Friday, July 28, 2006
(10:46 PM) | Anonymous:
A Particularly Sensitive Place
Much has been made recently of Sheikh Hassan Nasrallah's holocaust-denial, notably his assertion that "Jews invented the legend of the holocaust". This is denial of a familiar kind: the claim is that whatever might have happened, it wasn't "the holocaust" (or even a holocaust), and that any historical narrative in which the holocaust is presented as what happened is therefore an ideologically-motivated fabrication. In Hezbollah's case, this is part of what we might call a "greedy rejectionism": not only the actually-existing Israeli state, but also any possible "Zionist entity" is decreed illegitimate, and this illegitimacy is so total that any circumstance that might conceivably support a Zionist claim must also be minimised, treated with disdainful skepticism, and finally exorcised as a phantom.
Such rejectionism accepts as integral the total structure of Zionist ideology, including the particular function that the holocaust performs in this structure, in order to dismiss it in toto. It is thus radically complicit in perpetuating that ideology's illusion of consistency. Leftist anti-Zionists more usually argue that the notion that the fact of the Nazi holocaust entailed the necessity of creating a "Jewish state" is a kind of moral non sequitur, a factitious suturing of collective victimisation to aggressively expansionist religious nationalism that amounts to an illegitimate appropriation of the memory of the holocaust. One can only guess at why this interpretation might be lacking in favour with the leadership of the Army of God.
That is one sort of denial; it leads to a certain frantic cynicism, inasmuch as it makes the structure of reality dependent on the negation of a chimera, but Hezbollah at present have more urgent matters to worry about: chiefly the repelling of a brutal and indiscriminate exercise in military terror, aimed directly at a civilian population with the intention of punishing them, collectively, for permitting Hezbollah to exist. It is not a question of whether this is a "proportionate" or "disproportionate" response to the kidnapping of two Israeli soldiers; clearly, it is not a response at all - at least not to that - but an independently motivated political act for which the kidnappings serve merely as a pretext.

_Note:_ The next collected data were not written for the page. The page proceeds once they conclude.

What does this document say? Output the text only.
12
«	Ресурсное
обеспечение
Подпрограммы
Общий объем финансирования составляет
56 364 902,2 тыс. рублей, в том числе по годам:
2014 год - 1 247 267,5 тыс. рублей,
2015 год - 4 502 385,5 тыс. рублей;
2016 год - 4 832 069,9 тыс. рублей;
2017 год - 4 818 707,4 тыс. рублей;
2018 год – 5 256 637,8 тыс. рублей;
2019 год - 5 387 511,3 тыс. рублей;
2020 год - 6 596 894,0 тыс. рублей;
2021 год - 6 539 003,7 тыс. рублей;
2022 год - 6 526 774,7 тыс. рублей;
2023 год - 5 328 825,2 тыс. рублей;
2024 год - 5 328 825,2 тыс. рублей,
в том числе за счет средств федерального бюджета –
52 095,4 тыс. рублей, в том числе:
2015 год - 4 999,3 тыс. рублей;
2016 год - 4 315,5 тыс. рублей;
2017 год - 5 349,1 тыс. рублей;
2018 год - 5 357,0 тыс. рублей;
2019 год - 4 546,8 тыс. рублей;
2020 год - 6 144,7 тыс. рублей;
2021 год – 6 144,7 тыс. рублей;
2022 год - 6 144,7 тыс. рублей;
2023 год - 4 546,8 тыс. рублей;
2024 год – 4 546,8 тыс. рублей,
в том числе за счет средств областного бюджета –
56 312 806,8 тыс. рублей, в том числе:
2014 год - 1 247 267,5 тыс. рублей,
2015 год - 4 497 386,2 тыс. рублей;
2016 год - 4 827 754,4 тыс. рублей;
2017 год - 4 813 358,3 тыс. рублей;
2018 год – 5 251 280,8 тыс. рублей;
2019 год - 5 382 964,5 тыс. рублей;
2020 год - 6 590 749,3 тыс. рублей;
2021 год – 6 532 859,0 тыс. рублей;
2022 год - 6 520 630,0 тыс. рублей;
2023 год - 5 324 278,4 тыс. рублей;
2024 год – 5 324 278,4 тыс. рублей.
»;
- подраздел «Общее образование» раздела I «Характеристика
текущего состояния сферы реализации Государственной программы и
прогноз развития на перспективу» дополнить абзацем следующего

As a political act, it has a political meaning; although this may be obscured by the desperate moral hooliganism of the perpetrators, whom one suspects of piling up Lebanese corpses largely in order to establish themselves as players of repute in the domestic arena of Israeli politics. Part of this meaning is surely apparent in the bombing of the former interrogation centre at Khiam, where members of the SLA routinely tortured prisoners under the supervision of the Israeli occupiers. The centre had been "rehabilitated" by the Lebanese government, apparently in close co-operation with Hezbollah, and now served as a museum documenting the brutality of the occupation and the atrocities endured by the Lebanese people. It was a place where former prisoners would meet with visitors and talk about what had happened to them: a site of active memory and resistance. On Wednesday 26th July 2006, without any ostensible military rationale for doing so, the IDF blew it up.